Regardless of how detailed your documentation is, though, you’ll probably need to be on hand to assist your customer service reps occasionally in the beginning.
If you want to know a little more about why we run our dropshipping stores on Shopify, take a look at our eBay Dropshipping Horror Story by clicking here.
You can also get a free trial of Shopify for yourself right here.
Where to Hire People
Where do you go to find the employees you need once you’re ready to hire?
We personally go to several different sites, including Indeed, Fiverr, and Manila Craigslist. Which one we choose largely depends on what sort of thing we need done.
For one-off tasks, we like to go to Fiverr. It’s particularly good for things like getting a logo designed.
Craiglist pages in the Philippines are obviously great for hiring people from the Philippines specifically.
Indeed is fantastic for hiring American employees. In the past, we’ve used it for hiring writers and customer service reps.
Upwork is another popular hiring site lately. We have used Upwork before, too, but it’s not our favorite.
For one thing, we don’t really like their messaging platform and we also feel that it’s being oversaturated. The layer it creates between you and the employee could be great for one-off tasks, but if you’re looking to form a long-term business relationship with the employee, we’d recommend looking elsewhere.
When to Start Hiring People
Here’s another common question: how long should you wait until you start outsourcing?
We don’t think you should wait that long. In other posts, we’ve said you should look at outsourcing as soon as you make your first sale. Put another way, consider hiring employees ASAP.
In terms of hard numbers, once you’re making a $1000 profit monthly, look at outsourcing instead of just pocketing that profit. This is crucial if you’re interested in keeping your business running long-term as opposed to just cashing out quickly.
After all, $1000 isn’t necessarily a lot of money.

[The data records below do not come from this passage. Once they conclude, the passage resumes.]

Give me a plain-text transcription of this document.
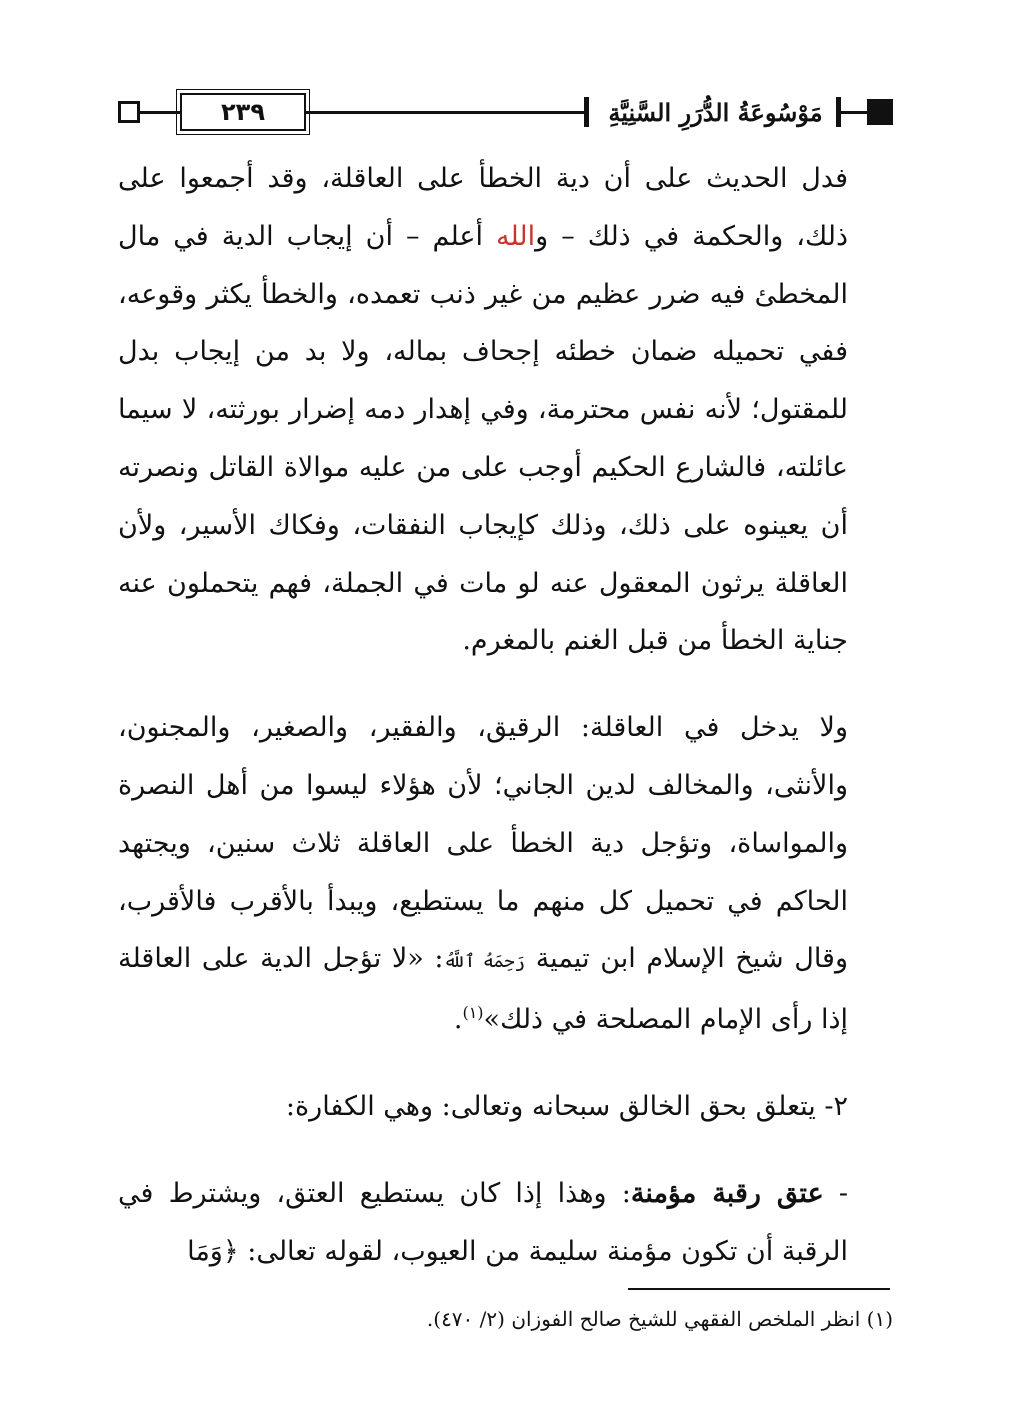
٢٣٩	مَوْسُوعَةُ الدُّرَرِ السَّنِيَّةِ

فدل الحديث على أن دية الخطأ على العاقلة، وقد أجمعوا على ذلك، والحكمة في ذلك – والله أعلم – أن إيجاب الدية في مال المخطئ فيه ضرر عظيم من غير ذنب تعمده، والخطأ يكثر وقوعه، ففي تحميله ضمان خطئه إجحاف بماله، ولا بد من إيجاب بدل للمقتول؛ لأنه نفس محترمة، وفي إهدار دمه إضرار بورثته، لا سيما عائلته، فالشارع الحكيم أوجب على من عليه موالاة القاتل ونصرته أن يعينوه على ذلك، وذلك كإيجاب النفقات، وفكاك الأسير، ولأن العاقلة يرثون المعقول عنه لو مات في الجملة، فهم يتحملون عنه جناية الخطأ من قبل الغنم بالمغرم.

ولا يدخل في العاقلة: الرقيق، والفقير، والصغير، والمجنون، والأنثى، والمخالف لدين الجاني؛ لأن هؤلاء ليسوا من أهل النصرة والمواساة، وتؤجل دية الخطأ على العاقلة ثلاث سنين، ويجتهد الحاكم في تحميل كل منهم ما يستطيع، ويبدأ بالأقرب فالأقرب، وقال شيخ الإسلام ابن تيمية رَحِمَهُ ٱللَّهُ: «لا تؤجل الدية على العاقلة إذا رأى الإمام المصلحة في ذلك»$^{(١)}$.

٢- يتعلق بحق الخالق سبحانه وتعالى: وهي الكفارة:

- عتق رقبة مؤمنة: وهذا إذا كان يستطيع العتق، ويشترط في الرقبة أن تكون مؤمنة سليمة من العيوب، لقوله تعالى: ﴿وَمَا

(١) انظر الملخص الفقهي للشيخ صالح الفوزان (٢/ ٤٧٠).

It’s not the kind of money you could quit your job on. It’s better spent on hiring someone from the Philippines who can handle basic jobs for you, so you can focus on the high-level things and scale up your business.
Why You Should Outsource
Of course, a huge part of outsourcing is making sure you have the time to dedicate yourself to the tasks at the top of your business. It’s not possible to be doing everything at once, try as you might.

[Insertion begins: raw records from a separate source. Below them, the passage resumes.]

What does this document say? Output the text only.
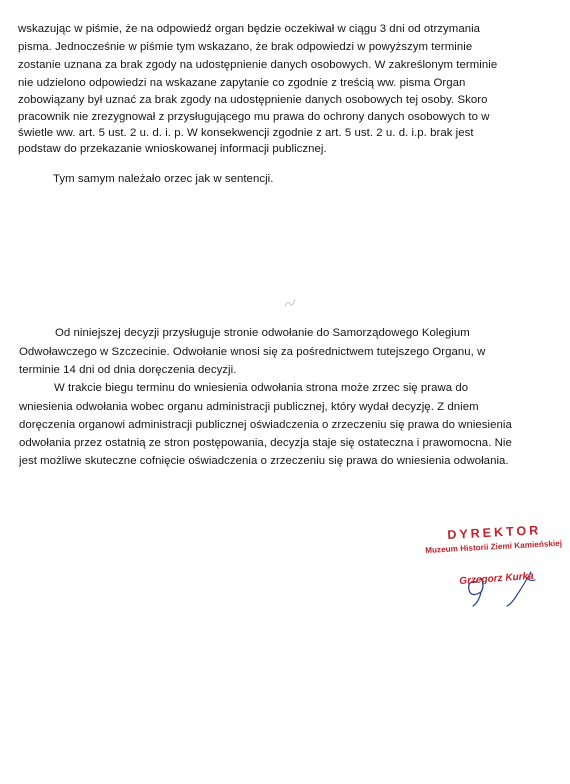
wskazując w piśmie, że na odpowiedź organ będzie oczekiwał w ciągu 3 dni od otrzymania
pisma. Jednocześnie w piśmie tym wskazano, że brak odpowiedzi w powyższym terminie
zostanie uznana za brak zgody na udostępnienie danych osobowych. W zakreślonym terminie
nie udzielono odpowiedzi na wskazane zapytanie co zgodnie z treścią ww. pisma Organ
zobowiązany był uznać za brak zgody na udostępnienie danych osobowych tej osoby. Skoro
pracownik nie zrezygnował z przysługującego mu prawa do ochrony danych osobowych to w
świetle ww. art. 5 ust. 2 u. d. i. p. W konsekwencji zgodnie z art. 5 ust. 2 u. d. i.p. brak jest
podstaw do przekazanie wnioskowanej informacji publicznej.
Tym samym należało orzec jak w sentencji.
Od niniejszej decyzji przysługuje stronie odwołanie do Samorządowego Kolegium
Odwoławczego w Szczecinie. Odwołanie wnosi się za pośrednictwem tutejszego Organu, w
terminie 14 dni od dnia doręczenia decyzji.
W trakcie biegu terminu do wniesienia odwołania strona może zrzec się prawa do
wniesienia odwołania wobec organu administracji publicznej, który wydał decyzję. Z dniem
doręczenia organowi administracji publicznej oświadczenia o zrzeczeniu się prawa do wniesienia
odwołania przez ostatnią ze stron postępowania, decyzja staje się ostateczna i prawomocna. Nie
jest możliwe skuteczne cofnięcie oświadczenia o zrzeczeniu się prawa do wniesienia odwołania.
DYREKTOR
Muzeum Historii Ziemi Kamieńskiej
Grzegorz Kurka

And in case you need another reason to outsource, let’s talk about something called attention residue.
“Attention residue” is a phrase that comes from a book called Deep Work: Rules for Focused Success in a Distracted World, written by Cal Newport. It refers to how difficult it is to get your head back in the game when you’ve been interrupted. There’s a sort of “residue” left over of what you were interrupted by that makes it even harder to focus on what you need to.

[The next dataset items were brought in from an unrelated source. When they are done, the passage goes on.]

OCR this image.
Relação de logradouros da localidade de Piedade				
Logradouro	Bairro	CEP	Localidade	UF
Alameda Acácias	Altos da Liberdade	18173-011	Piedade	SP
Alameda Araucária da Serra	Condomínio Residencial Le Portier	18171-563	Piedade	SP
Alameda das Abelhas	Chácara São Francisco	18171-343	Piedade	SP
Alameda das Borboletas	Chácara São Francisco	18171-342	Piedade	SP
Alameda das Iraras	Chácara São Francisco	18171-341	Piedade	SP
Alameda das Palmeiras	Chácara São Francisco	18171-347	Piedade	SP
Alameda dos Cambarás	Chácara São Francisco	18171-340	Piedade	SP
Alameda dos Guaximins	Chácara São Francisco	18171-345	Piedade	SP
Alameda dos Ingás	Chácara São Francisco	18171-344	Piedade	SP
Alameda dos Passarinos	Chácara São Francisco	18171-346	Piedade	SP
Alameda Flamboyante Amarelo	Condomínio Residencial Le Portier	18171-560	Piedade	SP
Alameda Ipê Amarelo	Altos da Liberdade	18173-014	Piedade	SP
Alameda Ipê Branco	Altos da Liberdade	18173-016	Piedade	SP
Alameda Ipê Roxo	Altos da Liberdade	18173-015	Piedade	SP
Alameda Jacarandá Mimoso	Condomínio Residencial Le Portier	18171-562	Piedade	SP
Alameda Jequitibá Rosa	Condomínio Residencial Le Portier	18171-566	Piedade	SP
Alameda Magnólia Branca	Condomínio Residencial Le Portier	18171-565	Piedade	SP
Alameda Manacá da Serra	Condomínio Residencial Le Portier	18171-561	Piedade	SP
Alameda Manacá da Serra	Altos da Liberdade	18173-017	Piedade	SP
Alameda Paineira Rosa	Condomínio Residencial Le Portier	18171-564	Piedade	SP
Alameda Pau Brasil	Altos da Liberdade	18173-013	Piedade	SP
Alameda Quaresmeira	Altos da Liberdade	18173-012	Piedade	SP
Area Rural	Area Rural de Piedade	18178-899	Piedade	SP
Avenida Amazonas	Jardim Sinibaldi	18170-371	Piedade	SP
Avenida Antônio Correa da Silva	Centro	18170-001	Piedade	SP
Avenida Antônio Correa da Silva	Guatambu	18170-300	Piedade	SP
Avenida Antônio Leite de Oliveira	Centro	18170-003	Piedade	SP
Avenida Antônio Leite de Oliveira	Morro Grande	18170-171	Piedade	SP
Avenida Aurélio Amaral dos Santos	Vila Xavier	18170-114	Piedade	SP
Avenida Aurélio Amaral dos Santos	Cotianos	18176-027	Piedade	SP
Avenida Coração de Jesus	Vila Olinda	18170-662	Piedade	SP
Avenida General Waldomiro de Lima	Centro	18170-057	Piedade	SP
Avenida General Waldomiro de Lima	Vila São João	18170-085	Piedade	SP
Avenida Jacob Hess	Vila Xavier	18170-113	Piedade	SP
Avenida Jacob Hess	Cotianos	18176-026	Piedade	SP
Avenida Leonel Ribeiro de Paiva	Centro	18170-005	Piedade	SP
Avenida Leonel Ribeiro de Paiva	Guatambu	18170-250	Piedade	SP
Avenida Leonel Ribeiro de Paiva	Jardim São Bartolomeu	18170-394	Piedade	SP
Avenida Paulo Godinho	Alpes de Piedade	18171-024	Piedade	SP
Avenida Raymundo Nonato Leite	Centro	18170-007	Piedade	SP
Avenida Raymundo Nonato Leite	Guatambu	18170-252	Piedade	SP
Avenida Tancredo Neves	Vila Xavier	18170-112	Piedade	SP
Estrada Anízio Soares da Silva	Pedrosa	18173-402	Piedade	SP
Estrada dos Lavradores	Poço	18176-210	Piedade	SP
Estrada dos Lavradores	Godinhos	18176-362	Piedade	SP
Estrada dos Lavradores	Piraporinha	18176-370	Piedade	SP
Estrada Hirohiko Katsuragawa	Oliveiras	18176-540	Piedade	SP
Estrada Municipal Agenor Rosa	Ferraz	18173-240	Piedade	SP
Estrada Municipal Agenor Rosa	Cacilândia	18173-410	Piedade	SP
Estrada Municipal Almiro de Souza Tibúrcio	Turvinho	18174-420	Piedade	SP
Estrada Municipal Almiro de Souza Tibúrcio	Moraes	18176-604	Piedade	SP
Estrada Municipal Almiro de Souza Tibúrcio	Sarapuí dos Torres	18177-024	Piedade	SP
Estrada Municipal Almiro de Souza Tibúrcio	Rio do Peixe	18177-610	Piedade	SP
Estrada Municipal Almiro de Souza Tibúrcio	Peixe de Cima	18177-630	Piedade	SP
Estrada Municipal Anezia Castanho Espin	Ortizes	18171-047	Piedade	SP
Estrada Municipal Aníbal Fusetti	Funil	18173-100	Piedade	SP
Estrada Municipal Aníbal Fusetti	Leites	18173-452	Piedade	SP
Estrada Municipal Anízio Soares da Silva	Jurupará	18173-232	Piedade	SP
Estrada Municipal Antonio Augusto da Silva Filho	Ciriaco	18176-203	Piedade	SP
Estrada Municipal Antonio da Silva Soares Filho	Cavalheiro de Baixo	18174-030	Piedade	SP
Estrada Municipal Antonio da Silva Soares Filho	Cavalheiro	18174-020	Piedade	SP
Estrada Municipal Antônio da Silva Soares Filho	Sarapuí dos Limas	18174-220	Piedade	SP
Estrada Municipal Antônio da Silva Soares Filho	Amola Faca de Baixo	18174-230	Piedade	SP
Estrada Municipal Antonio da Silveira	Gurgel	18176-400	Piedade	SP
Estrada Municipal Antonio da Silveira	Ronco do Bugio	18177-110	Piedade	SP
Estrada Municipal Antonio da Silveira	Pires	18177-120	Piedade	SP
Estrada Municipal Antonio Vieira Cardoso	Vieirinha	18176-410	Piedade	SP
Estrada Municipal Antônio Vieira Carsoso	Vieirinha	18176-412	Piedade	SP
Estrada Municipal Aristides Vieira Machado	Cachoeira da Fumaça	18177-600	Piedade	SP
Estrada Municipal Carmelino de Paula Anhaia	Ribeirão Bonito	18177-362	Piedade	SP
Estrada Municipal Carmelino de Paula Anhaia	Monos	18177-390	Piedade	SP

Outsourcing will help prevent many of those interruptions, but it’s also critical to define your own duties. We’ve had to split tasks so we both can be as effective as possible.
Nowadays, one of us focuses on the deep work, and the other attends to those regular interruptions. We’re far more productive this way.
If nothing else, this is what you should remember from this post: you are the master of your business, and your time is valuable. You should not be spending it on small tasks like product uploads.
Imagine yourself as the captain of a ship. If all you do is sit there and scrub the deck, too many other jobs crucial to keeping the ship sailing will fall by the wayside.
The captain has a much more important mission: overseeing the crew and the charting the ship’s path.